European Central Bank Governing Council member Ewald Nowotny said the bank isn’t considering restarting its bond-purchase program to stem rising borrowing costs for governments in the euro area.
“This for the time being is not a matter of discussion,” Nowotny told reporters in Belgrade today, when asked if bond purchases are something the ECB is contemplating. “The ECB has done a number of measures that were very helpful and efficient for the economy. We are now in a situation where we have to see how these measures have worked in the economy, especially in long-term operations.”

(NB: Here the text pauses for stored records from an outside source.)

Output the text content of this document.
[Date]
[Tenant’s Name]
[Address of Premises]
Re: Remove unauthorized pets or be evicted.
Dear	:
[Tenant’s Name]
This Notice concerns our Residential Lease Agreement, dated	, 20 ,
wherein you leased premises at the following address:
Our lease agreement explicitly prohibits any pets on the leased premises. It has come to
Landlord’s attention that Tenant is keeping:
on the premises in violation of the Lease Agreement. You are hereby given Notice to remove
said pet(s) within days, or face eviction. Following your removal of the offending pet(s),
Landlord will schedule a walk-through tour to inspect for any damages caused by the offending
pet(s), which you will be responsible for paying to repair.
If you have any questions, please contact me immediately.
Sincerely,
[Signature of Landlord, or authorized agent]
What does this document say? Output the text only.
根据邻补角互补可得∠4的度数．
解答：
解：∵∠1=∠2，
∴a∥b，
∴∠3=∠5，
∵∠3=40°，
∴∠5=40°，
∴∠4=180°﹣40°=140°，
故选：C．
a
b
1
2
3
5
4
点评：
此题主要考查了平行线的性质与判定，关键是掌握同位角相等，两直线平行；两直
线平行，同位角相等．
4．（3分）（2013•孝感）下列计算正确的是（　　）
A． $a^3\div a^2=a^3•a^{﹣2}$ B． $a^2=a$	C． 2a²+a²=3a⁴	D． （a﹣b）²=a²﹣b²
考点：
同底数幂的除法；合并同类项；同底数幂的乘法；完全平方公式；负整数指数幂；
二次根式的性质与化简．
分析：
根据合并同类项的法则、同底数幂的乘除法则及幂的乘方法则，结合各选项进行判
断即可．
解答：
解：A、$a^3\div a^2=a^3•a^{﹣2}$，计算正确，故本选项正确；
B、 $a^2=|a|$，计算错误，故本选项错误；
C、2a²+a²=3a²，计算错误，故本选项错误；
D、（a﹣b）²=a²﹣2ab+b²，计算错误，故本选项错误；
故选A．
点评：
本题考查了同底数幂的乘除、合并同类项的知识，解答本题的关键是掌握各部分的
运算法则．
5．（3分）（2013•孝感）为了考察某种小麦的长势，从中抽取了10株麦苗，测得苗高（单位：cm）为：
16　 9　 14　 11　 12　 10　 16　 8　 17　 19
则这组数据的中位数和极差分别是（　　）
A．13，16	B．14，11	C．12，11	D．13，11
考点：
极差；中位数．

Spanish Prime Minister Mariano Rajoy last week called on the ECB to buy his government’s bonds, after yields on the debt approached the level that pushed Ireland, Greece and Portugal to request international bailouts. While the ECB has bought 212 billion euros ($266 billion) of government debt since May 2010, it halted the program this year after injecting more than 1 trillion euros into the financial system through long-term loans.
Nowotny also said that the “prime objective” is to keep Greece in the euro area, adding that this is “something that doesn’t only depend on the side of the European authorities, but also on the decisions of Greek people and their government.”
Asked whether the ECB is preparing an exit plan, he said that “it’s a good rule for a central bank to be prepared for everything, but that doesn’t mean it has to talk about it.”
Spain’s government bonds declined today after a spokesman for the economy ministry said the nation’s preferred option for raising funds to recapitalize Bankia group is via debt markets.
The yield on five-year securities climbed eight basis points to 5.82 percent at 11:04 a.m. London time. The 10-year rate climbed three basis points to 6.51 percent.
Nowotny said that “rescuing banks is the responsibility of national governments” and “the role of the ECB is in the field of liquidity, not solvency.”